Fifty shades of naivete

- JANUAR E. YAP

WHILE on the ticket booth queue, I asked if the thing up ahead had a sequel called “Fifty-one Shades” and “Fiftytwo Shades…” Instead, I got the look, and was told, matter-of-factly, that yes there was a trilogy, but the other two tucked “Darker” and “Freed” in the title. I apologized, and said that my supposed time for fresher literature and my delusional crack at immortalit­y have been marred miserably by an obsessive tendency at Candy Crush. I confessed I was Fifty Shades illiterate.

So there I was, face up towards the large screen of the theater, anticipati­ng a monochrome movie, as the title suggested. It could be a Chaplin retro, I imagined, but then again, at that point, I was told that Grey was a guy’s name, and that the “fifty shades” suggested his mystique, which cuts across the whole spectrum between black and white.

Ah, so. That Grey guy, I vaguely gathered from excited teens, could be the one character who gave metallic sex lessons, I asked. Yes, I was told, this time with a shush because there was Randy Santiago and John Estrada explaining how "malabo" camcording was.

In no small measure was it made more solemn by the fact that it came after a silent run of the Lupang Hinirang with which every self-respecting Filipino was supposed to sing, as a demonstrat­ion of commitment to nation-building. But too much pork had condemned me to a life of singing off-key, and I wonder what that says about my commitment to the nation’s greatness.

I looked around, and wondered if the ones on the balcony, with catatonic eyes in hard anticipati­on of the soft-porn that was about to unravel, was likewise worried about the future of the country. Fifty Shades of Lupang Hinirang, I told myself.

So I gathered that, in that highly chromatic plot, Grey was an abused child. A little close reading made you see that behind Grey’s dimple and lollipoppi­ng eyes crept a dark interiorit­y, a suffering lump of a soul that shrieked at the slightest gesture of tenderness. Just like how the monster, at the first instance of his awakening, scared the hell out of the smug Dr. Frankenste­in because the latter couldn’t handle the creature touching him and expressing gratitude for the gift of life.

Grey, on the other hand, passed on the ferocity to another “submissive.” He said he wasn’t cut for romance, but he’d be on the piano after a night’s savage whipping. The ambivalent partner Anastasia was just starting to toe the line towards irreversib­le darkness.

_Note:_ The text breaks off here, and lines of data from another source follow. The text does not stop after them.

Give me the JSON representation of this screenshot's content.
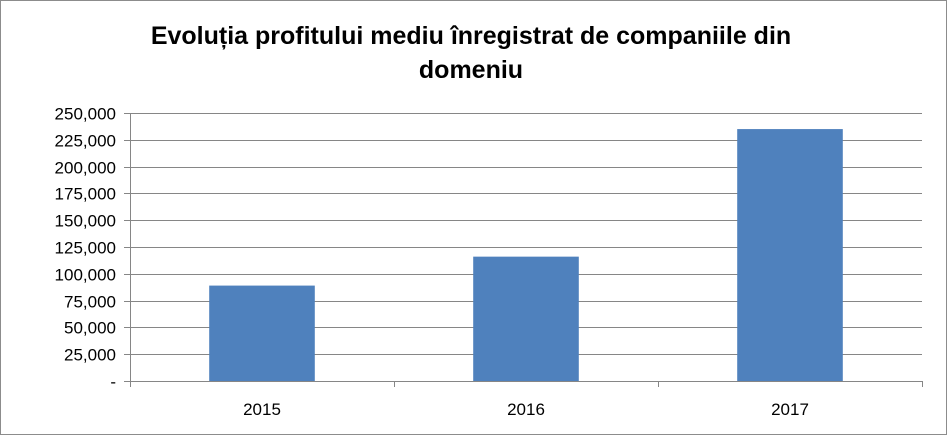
{
  "chart_data": {
    "type": "bar",
    "title": "Evoluția profitului mediu înregistrat de companiile din domeniu",
    "title_lines": [
      "Evoluția profitului mediu înregistrat de companiile din",
      "domeniu"
    ],
    "categories": [
      "2015",
      "2016",
      "2017"
    ],
    "values": [
      89000,
      116000,
      235000
    ],
    "ylim": [
      0,
      250000
    ],
    "yticks": [
      0,
      25000,
      50000,
      75000,
      100000,
      125000,
      150000,
      175000,
      200000,
      225000,
      250000
    ],
    "ytick_labels": [
      "-",
      "25,000",
      "50,000",
      "75,000",
      "100,000",
      "125,000",
      "150,000",
      "175,000",
      "200,000",
      "225,000",
      "250,000"
    ],
    "grid": true,
    "legend": "none",
    "xlabel": "",
    "ylabel": "",
    "bar_color": "#4f81bd",
    "grid_color": "#868686"
  }
}
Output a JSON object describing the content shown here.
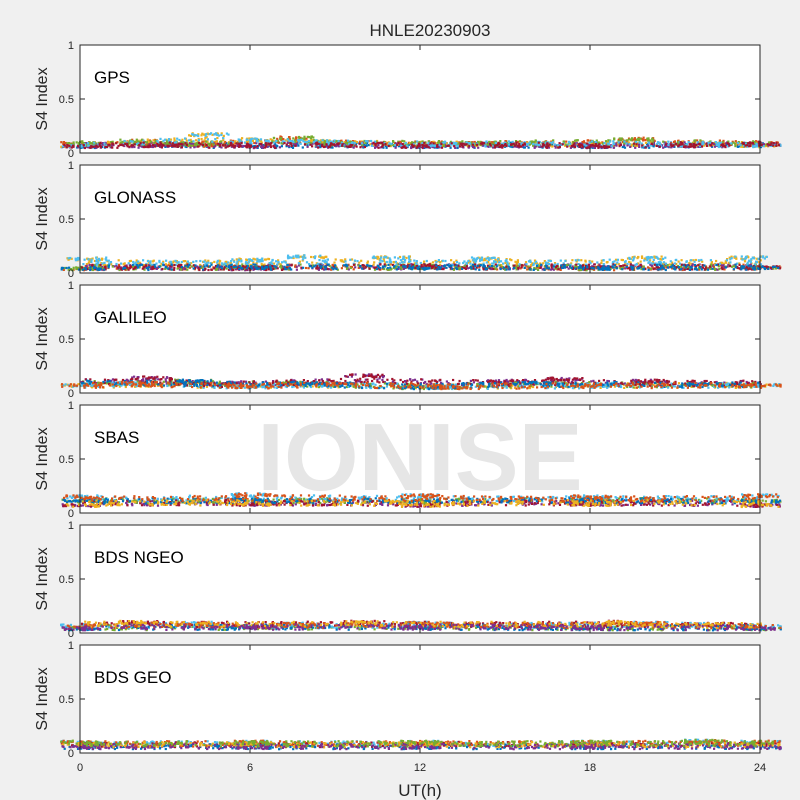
{
  "figure": {
    "title": "HNLE20230903",
    "xlabel": "UT(h)",
    "watermark": "IONISE",
    "colors": [
      "#0072bd",
      "#d95319",
      "#edb120",
      "#7e2f8e",
      "#77ac30",
      "#4dbeee",
      "#a2142f"
    ]
  },
  "chart_data": [
    {
      "type": "scatter",
      "panel_label": "GPS",
      "ylabel": "S4 Index",
      "xlim": [
        0,
        24
      ],
      "ylim": [
        0,
        1
      ],
      "xticks": [
        "0",
        "6",
        "12",
        "18",
        "24"
      ],
      "yticks": [
        "0",
        "0.5",
        "1"
      ],
      "baseline_s4": 0.09,
      "series": [
        {
          "values": [
            [
              0,
              0.07
            ],
            [
              3,
              0.08
            ],
            [
              6,
              0.07
            ],
            [
              9,
              0.08
            ],
            [
              12,
              0.07
            ],
            [
              15,
              0.08
            ],
            [
              18,
              0.07
            ],
            [
              21,
              0.08
            ],
            [
              24,
              0.09
            ]
          ]
        },
        {
          "values": [
            [
              0,
              0.1
            ],
            [
              2,
              0.12
            ],
            [
              4,
              0.09
            ],
            [
              7.5,
              0.15
            ],
            [
              9,
              0.11
            ],
            [
              14,
              0.1
            ],
            [
              19.5,
              0.14
            ],
            [
              24,
              0.1
            ]
          ]
        },
        {
          "values": [
            [
              0,
              0.08
            ],
            [
              4.5,
              0.18
            ],
            [
              8,
              0.12
            ],
            [
              13,
              0.09
            ],
            [
              16,
              0.1
            ],
            [
              22,
              0.09
            ],
            [
              24,
              0.08
            ]
          ]
        }
      ]
    },
    {
      "type": "scatter",
      "panel_label": "GLONASS",
      "ylabel": "S4 Index",
      "xlim": [
        0,
        24
      ],
      "ylim": [
        0,
        1
      ],
      "xticks": [
        "0",
        "6",
        "12",
        "18",
        "24"
      ],
      "yticks": [
        "0",
        "0.5",
        "1"
      ],
      "baseline_s4": 0.07,
      "series": [
        {
          "values": [
            [
              0,
              0.05
            ],
            [
              6,
              0.06
            ],
            [
              12,
              0.06
            ],
            [
              18,
              0.05
            ],
            [
              24,
              0.06
            ]
          ]
        },
        {
          "values": [
            [
              0.2,
              0.14
            ],
            [
              6,
              0.13
            ],
            [
              8,
              0.16
            ],
            [
              11,
              0.15
            ],
            [
              14.5,
              0.14
            ],
            [
              20,
              0.15
            ],
            [
              23.5,
              0.15
            ]
          ]
        },
        {
          "values": [
            [
              2,
              0.06
            ],
            [
              6,
              0.05
            ],
            [
              12,
              0.07
            ],
            [
              18,
              0.06
            ],
            [
              24,
              0.06
            ]
          ]
        }
      ]
    },
    {
      "type": "scatter",
      "panel_label": "GALILEO",
      "ylabel": "S4 Index",
      "xlim": [
        0,
        24
      ],
      "ylim": [
        0,
        1
      ],
      "xticks": [
        "0",
        "6",
        "12",
        "18",
        "24"
      ],
      "yticks": [
        "0",
        "0.5",
        "1"
      ],
      "baseline_s4": 0.08,
      "series": [
        {
          "values": [
            [
              0,
              0.08
            ],
            [
              2,
              0.1
            ],
            [
              6,
              0.07
            ],
            [
              9,
              0.09
            ],
            [
              13,
              0.06
            ],
            [
              18,
              0.08
            ],
            [
              24,
              0.08
            ]
          ]
        },
        {
          "values": [
            [
              2.5,
              0.15
            ],
            [
              5,
              0.1
            ],
            [
              10,
              0.17
            ],
            [
              15,
              0.12
            ],
            [
              17,
              0.14
            ],
            [
              20,
              0.12
            ]
          ]
        },
        {
          "values": [
            [
              4,
              0.12
            ],
            [
              8,
              0.1
            ],
            [
              12,
              0.06
            ],
            [
              16,
              0.1
            ],
            [
              22,
              0.09
            ]
          ]
        }
      ]
    },
    {
      "type": "scatter",
      "panel_label": "SBAS",
      "ylabel": "S4 Index",
      "xlim": [
        0,
        24
      ],
      "ylim": [
        0,
        1
      ],
      "xticks": [
        "0",
        "6",
        "12",
        "18",
        "24"
      ],
      "yticks": [
        "0",
        "0.5",
        "1"
      ],
      "baseline_s4": 0.12,
      "series": [
        {
          "values": [
            [
              0,
              0.08
            ],
            [
              6,
              0.09
            ],
            [
              12,
              0.08
            ],
            [
              18,
              0.09
            ],
            [
              24,
              0.08
            ]
          ]
        },
        {
          "values": [
            [
              0,
              0.12
            ],
            [
              6,
              0.13
            ],
            [
              12,
              0.12
            ],
            [
              18,
              0.13
            ],
            [
              24,
              0.12
            ]
          ]
        },
        {
          "values": [
            [
              0,
              0.16
            ],
            [
              6,
              0.18
            ],
            [
              12,
              0.17
            ],
            [
              18,
              0.16
            ],
            [
              24,
              0.17
            ]
          ]
        }
      ]
    },
    {
      "type": "scatter",
      "panel_label": "BDS NGEO",
      "ylabel": "S4 Index",
      "xlim": [
        0,
        24
      ],
      "ylim": [
        0,
        1
      ],
      "xticks": [
        "0",
        "6",
        "12",
        "18",
        "24"
      ],
      "yticks": [
        "0",
        "0.5",
        "1"
      ],
      "baseline_s4": 0.07,
      "series": [
        {
          "values": [
            [
              0,
              0.05
            ],
            [
              6,
              0.06
            ],
            [
              12,
              0.06
            ],
            [
              18,
              0.05
            ],
            [
              24,
              0.05
            ]
          ]
        },
        {
          "values": [
            [
              0,
              0.08
            ],
            [
              4,
              0.1
            ],
            [
              8,
              0.09
            ],
            [
              12,
              0.1
            ],
            [
              16,
              0.09
            ],
            [
              20,
              0.1
            ],
            [
              24,
              0.07
            ]
          ]
        },
        {
          "values": [
            [
              2,
              0.11
            ],
            [
              10,
              0.11
            ],
            [
              19,
              0.11
            ],
            [
              22,
              0.09
            ]
          ]
        }
      ]
    },
    {
      "type": "scatter",
      "panel_label": "BDS GEO",
      "ylabel": "S4 Index",
      "xlim": [
        0,
        24
      ],
      "ylim": [
        0,
        1
      ],
      "xticks": [
        "0",
        "6",
        "12",
        "18",
        "24"
      ],
      "yticks": [
        "0",
        "0.5",
        "1"
      ],
      "baseline_s4": 0.08,
      "series": [
        {
          "values": [
            [
              0,
              0.11
            ],
            [
              6,
              0.11
            ],
            [
              12,
              0.11
            ],
            [
              18,
              0.11
            ],
            [
              22,
              0.12
            ],
            [
              24,
              0.11
            ]
          ]
        },
        {
          "values": [
            [
              0,
              0.09
            ],
            [
              6,
              0.09
            ],
            [
              12,
              0.1
            ],
            [
              18,
              0.09
            ],
            [
              24,
              0.09
            ]
          ]
        },
        {
          "values": [
            [
              0,
              0.06
            ],
            [
              6,
              0.06
            ],
            [
              12,
              0.06
            ],
            [
              18,
              0.06
            ],
            [
              24,
              0.06
            ]
          ]
        }
      ]
    }
  ]
}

A movie’s length, someone said, must be measured by how long the bladder can hold water, but I had to miss some moments of the movie because it was long, over two hours, my bladder was ticking. As of press time, I still wonder if I didn’t miss any nipple-as-foreground scene. Given proper cinematogr­aphy, that thing is supposedly art.

Back on the seat, I heard faint protests on the side: that is not true in the book! Grey is not like that! Grey is sweet and all, they said as though they were about to tear their cedula and declare an uprising.

I was about to ask if those black spots appearing on important body parts and all the blurred pubis appeared as stunning turns of phrases and sentences in the book. Like, for instance, “As Grey prowled like a wolf, he dove into a pixellated pool of love.” Or something to that effect. I shut up, thinking it was impolite to ask.

Fifty Shades scares some households like an intruding roach in the playpen. But eliminatin­g porn, which prowls like an undergroun­d economy, also takes the nature of fifty shades.

There were scenes in the movie that sent the whole theater in total silence. I could only imagine all the bloodshed had the city’s power blackout arrived that exact moment. That would be fun, but I’d be guilty of extreme sadism.